Perante os dados apresentados, discute-se que grande parcela da população jovem do Brasil vive em condições reais de vulnerabilidade, dificuldade e desigualdade que impedem a realização de seus projetos de vida, uma vez que o contexto em que estão inseridos contribui para determinar limites nas trajetórias desses jovens, colaborando para a marginalização dos setores mais pobres, nos quais os direitos garantidos de acesso à educação, saúde, segurança e

inserção profissional não são acessados ou não atendem à demanda. Acredita-se que se faz necessário definir a situação de vulnerabilidade social vivenciada pelos jovens e entendida

como “o resultado negativo da relação entre a disponibilidade dos recursos materiais ou

simbólicos dos atores, sejam eles indivíduos ou grupos, e o acesso à estrutura de oportunidades sociais, econômicas, culturais que provêm do Estado, do mercado e da

sociedade” (Abramovay et al., 2002, p. 13).

Fachinetto (2010) aponta que essas múltiplas vulnerabilidades que atingem, de forma diferenciada, a juventude, devem ser entendidas como as constantes violações dos direitos dos jovens, pois, mesmo que sejam legalmente considerados como sujeitos de direitos, na prática há ainda um largo caminho a percorrer. Inseridos nos contextos de vulnerabilidades, os jovens, especialmente aqueles de camadas populares, têm sido cada vez mais alvo de ações violentas.
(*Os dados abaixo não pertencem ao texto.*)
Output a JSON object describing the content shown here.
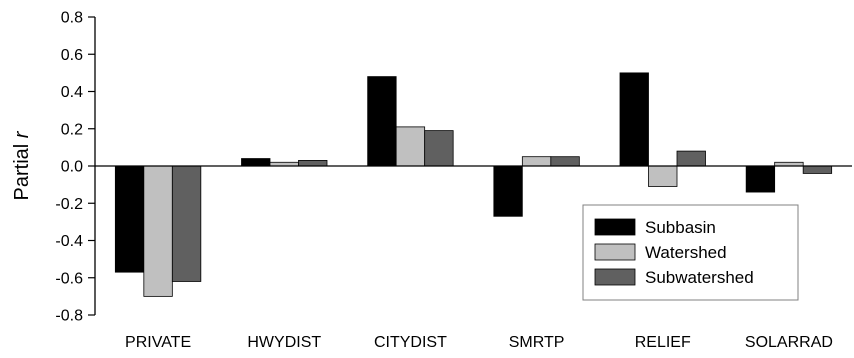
{
  "chart_data": {
    "type": "bar",
    "title": "",
    "xlabel": "",
    "ylabel": "Partial",
    "ylabel_italic_suffix": "r",
    "ylim": [
      -0.8,
      0.8
    ],
    "yticks": [
      -0.8,
      -0.6,
      -0.4,
      -0.2,
      0.0,
      0.2,
      0.4,
      0.6,
      0.8
    ],
    "ytick_labels": [
      "-0.8",
      "-0.6",
      "-0.4",
      "-0.2",
      "0.0",
      "0.2",
      "0.4",
      "0.6",
      "0.8"
    ],
    "categories": [
      "PRIVATE",
      "HWYDIST",
      "CITYDIST",
      "SMRTP",
      "RELIEF",
      "SOLARRAD"
    ],
    "series": [
      {
        "name": "Subbasin",
        "color": "#000000",
        "values": [
          -0.57,
          0.04,
          0.48,
          -0.27,
          0.5,
          -0.14
        ]
      },
      {
        "name": "Watershed",
        "color": "#c0c0c0",
        "values": [
          -0.7,
          0.02,
          0.21,
          0.05,
          -0.11,
          0.02
        ]
      },
      {
        "name": "Subwatershed",
        "color": "#606060",
        "values": [
          -0.62,
          0.03,
          0.19,
          0.05,
          0.08,
          -0.04
        ]
      }
    ],
    "grid": false,
    "legend_position": "bottom-right"
  }
}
Acredita-se que os indicadores apresentados colocam a questão da juventude como uma questão de alta importância e magnitude, tanto pelos índices alarmantes, como pelo enorme contingente populacional que corresponde aos jovens no Brasil.

Nesse sentido, concorda-se com Carrano (2011) quando afirma que as políticas de juventude se encontram diante do desafio necessário de desenvolver ações que atinjam todos os jovens e, especialmente, aqueles em condições de vulnerabilidade. Novaes (2003) assinala que

É preciso garantir a universalização de acessos e lidar com a diversidade sem cair na fragmentação. O primeiro passo será lembrar sempre que a pobreza e desigualdades sociais se retroalimentam, mas são resultados de dinâmicas sociais específicas. O desenho de políticas dirigidas para a juventude brasileira deve ser feito de maneira a universalizar direitos e acessos sem reproduzir desigualdades (p.141).

Pensar os contextos de vulnerabilidade social em que os jovens estão inseridos, bem como, suas relações com as diversas formas de violência, expressa a necessidade do desenvolvimento de políticas públicas específicas para esse segmento.